GÖL EKONOMİSİ...!
Ekolojik
kayıplar, ekonomik kayıplara neden olur
Elbette Eğirdir Gölü'nden de ekonomik yönden yararlanmak gerekmektedir. Fakat; ekonomi ve
gölün ekolojisi uyum içesinde olmak zorundadır. Korumadan- kullanımılı
ekonomi; doğal ekolojik yapıları yok
etmemelidir.
Ekolojik kayıpların, ekonomik
kayıplara neden olması da kaçınılmazdır. Ne yazık ki; dünyanın pek çok
yerindeki doğal alanların, ekonomi öne sürülerek bilinçsiz kullanım sonunda yok
olduğunu görmekte ve yaşamaktayız. Hemen yanıbaşımızdaki Türkiye'nin 5. büyük
gölü olan Akşehir Gölü'nün yok oluşu
gibi.....
Doğalın
geri dönüşü adeta olanaksızdır ve pişmanlıklar da bir işe yaramamaktadır...
Eğirdir Gölü'nün sosyo-ekonomik
kullanım adı altında uğradığı ekolojik
yıkım, bilimsel literatürlere geçen
uyarıcı bir örnektir/ derslere konu olmaktadır.!!!
Bu
yıkımlar nedeniyle; Eğirdir Gölü gibi doğal su kaynaklarının korunması için çok
sayıda yasa ve yönetmelikler çıkarılmıştır. Bence, başta su kotu ve tarımın
şekli olmak üzere; "ucu açık" olması nedeniyle yetersiz bulduğum Eğirdir Gölü Özel Hükümler; ekonomiyi
savunanlar açısından ise çok ağır
bulunmaktadır. Sadece coğrafik olarak adı kalan göl; birden vazgeçilemez
olmakta. "Daha önceleri nerelerdeydiniz..."
Gölü
bilmeden/ bilmezlikten gelinerek; sonucunun nereye varacağını düşünmeden, hep
ekonomiyi öne sürerek gölü korumadan kullanmakla gelinen sonuç, "gölden
vazgeçmektir".
Yıllardır
belirttiğimiz gibi elbette gölden sosyo- ekonomik yönden de yararlanmak
gerekmektedir. Fakat, gölden "vazgeçmemek için" de; Eğirdir Gölü'nün
doğal özelliklerini, gerçeklerini ve
önceliğini bilerek ona zarar vermeden
yararlanmamız gerekir/di. Bu gerçekler ;
1-
Eğirdir Gölü; doğal göldür, tıpkı canlılar gibidir, "organları
değiştirilmemeli- uymayan doku nakledilmemeli"- doğal yapısına- balığına,
börtüsüne-böceğine müdahale edilmemeli, ortamı kirletilmemeli.

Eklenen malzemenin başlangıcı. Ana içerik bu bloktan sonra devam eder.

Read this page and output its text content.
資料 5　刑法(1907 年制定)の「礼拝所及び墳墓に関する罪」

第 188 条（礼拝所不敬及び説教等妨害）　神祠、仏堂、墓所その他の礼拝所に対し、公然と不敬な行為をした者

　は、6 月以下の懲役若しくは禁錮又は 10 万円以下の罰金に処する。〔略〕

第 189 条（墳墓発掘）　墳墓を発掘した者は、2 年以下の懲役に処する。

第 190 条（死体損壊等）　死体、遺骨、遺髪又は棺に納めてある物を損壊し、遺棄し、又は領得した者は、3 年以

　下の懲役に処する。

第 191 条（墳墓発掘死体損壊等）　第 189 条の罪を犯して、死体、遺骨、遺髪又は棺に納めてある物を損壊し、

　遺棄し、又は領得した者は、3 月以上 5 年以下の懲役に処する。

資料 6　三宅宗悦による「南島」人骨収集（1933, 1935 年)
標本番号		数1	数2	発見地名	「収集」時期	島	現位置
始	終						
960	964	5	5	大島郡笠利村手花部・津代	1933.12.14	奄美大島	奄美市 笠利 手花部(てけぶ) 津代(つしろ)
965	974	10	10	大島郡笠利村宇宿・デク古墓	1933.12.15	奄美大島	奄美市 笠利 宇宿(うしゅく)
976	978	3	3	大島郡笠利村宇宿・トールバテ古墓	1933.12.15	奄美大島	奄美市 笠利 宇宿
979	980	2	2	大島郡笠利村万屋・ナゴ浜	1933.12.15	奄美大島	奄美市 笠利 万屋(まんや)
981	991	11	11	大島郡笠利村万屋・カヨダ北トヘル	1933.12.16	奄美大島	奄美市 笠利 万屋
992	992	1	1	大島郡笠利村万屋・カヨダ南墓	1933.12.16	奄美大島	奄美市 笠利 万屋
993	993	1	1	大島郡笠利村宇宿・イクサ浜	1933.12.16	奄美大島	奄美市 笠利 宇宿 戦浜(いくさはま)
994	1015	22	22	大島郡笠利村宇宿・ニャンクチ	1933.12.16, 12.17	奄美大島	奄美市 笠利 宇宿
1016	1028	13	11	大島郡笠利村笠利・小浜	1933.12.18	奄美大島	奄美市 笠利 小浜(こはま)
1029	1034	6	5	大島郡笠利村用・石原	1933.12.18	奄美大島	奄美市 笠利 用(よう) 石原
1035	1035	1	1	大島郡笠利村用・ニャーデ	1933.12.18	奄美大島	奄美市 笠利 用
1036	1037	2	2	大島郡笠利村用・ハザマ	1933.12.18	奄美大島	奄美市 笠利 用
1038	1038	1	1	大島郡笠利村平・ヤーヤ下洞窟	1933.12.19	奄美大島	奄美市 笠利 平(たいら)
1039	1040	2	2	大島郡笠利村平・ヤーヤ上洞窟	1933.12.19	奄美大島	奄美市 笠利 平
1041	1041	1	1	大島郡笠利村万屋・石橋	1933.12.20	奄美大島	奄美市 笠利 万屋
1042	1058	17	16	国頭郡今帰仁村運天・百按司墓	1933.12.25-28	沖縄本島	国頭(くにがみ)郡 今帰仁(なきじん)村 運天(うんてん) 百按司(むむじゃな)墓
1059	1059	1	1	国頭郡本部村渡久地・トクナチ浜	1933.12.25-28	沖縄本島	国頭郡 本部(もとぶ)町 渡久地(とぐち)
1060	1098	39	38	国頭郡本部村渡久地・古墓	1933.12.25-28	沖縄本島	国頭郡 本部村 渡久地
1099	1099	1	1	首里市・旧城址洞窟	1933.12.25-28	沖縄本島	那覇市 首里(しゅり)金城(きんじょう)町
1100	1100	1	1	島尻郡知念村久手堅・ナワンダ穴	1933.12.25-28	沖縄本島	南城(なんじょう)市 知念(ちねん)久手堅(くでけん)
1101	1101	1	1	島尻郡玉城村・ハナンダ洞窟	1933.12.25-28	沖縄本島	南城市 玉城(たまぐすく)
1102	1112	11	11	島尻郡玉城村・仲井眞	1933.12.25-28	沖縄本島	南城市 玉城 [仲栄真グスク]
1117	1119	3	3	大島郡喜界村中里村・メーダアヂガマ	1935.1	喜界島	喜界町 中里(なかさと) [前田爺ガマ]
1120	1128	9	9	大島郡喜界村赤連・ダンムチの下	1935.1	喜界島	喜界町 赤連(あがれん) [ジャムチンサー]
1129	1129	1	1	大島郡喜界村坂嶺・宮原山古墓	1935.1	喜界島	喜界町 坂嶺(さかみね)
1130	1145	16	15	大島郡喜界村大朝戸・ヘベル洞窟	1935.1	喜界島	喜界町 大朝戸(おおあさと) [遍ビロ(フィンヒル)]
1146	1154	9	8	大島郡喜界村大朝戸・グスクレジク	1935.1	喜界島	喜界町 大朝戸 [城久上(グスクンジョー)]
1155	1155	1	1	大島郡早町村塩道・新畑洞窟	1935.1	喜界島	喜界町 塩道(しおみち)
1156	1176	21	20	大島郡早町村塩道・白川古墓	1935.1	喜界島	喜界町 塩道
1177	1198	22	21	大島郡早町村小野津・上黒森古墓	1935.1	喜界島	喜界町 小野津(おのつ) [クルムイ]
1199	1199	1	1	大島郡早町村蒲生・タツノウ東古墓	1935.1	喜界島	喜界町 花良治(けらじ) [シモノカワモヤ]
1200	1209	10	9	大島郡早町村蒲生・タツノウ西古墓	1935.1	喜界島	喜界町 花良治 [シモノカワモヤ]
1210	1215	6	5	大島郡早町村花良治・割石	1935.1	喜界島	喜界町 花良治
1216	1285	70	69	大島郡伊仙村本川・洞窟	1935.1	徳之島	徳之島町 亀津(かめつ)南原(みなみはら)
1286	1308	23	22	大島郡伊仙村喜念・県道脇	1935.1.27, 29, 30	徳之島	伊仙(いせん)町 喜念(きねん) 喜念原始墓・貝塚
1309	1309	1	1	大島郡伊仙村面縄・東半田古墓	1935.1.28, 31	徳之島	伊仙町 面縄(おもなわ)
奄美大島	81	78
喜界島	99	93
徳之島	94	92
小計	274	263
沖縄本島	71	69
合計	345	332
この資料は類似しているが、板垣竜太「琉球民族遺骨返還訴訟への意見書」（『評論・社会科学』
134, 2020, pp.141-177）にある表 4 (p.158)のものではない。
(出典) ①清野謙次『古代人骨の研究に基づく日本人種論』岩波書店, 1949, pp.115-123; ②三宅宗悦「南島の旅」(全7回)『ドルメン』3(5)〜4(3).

Dişli-takoz-gümüş balıklarının yaptıklarından ders alınmalı.
2-
Yasal olarak; Eğirdir Gölü stratejik
öneme sahip I. sınıf içme suyu kaynağıdır ve mutlak koşulla korunması
gerekmektedir. Tarımdaki yanlış yöntemlerden ders çıkararak, içtiğimize
yediğimize hastalık -zehir
bulaştırılmamalı....
3-Gölde
aşırı su kayıpları olmamalı- gölün su akışına- kotuna müdahale edilmemeli, bu
konuda ciddi önlemler alınmalı. Gölün su deposu olmadığı (depolan suyun
koktuğu) unutulmamalı.
4-Kamu
yararı ,"kıyı-sahil iyileştirmesi!" diyerek, tarım toprakları
kazanmak için; taşla, çöple, toprakla
dolgular yapılmamalı, evsel-tarımsal-endüstriyel atıklar içme suyu kaynağı olan
göle atılmamalı- bırakımamalı. Göl işgal edilmemeli. Gölün çöp -atık,
inşaat yeri olmadığı bilinmeli..
5-Göle
politik bakışla değil, bilimsel-akılcı bakışla "göle doğru"
bakılmalı. Son otuz yıldır; Eğirdir
Gölü'nün korunmasıyla ilgili bir çok yasa ve yönetmelikler çıkarılmış ve
bunların çok büyük bir kısmı uygulanmamış!/ uygulanamamıştır! Yasa ve
yönetmeliklere koşulsuz - uyulmalı-uygulanmalı.
Eğer
yıllar önce çıkarılan gölü koruma yasa ve yönetmelikleri uygulanmış olsa idi,
bu gün Özel Hükümlere gerek kalmazdı.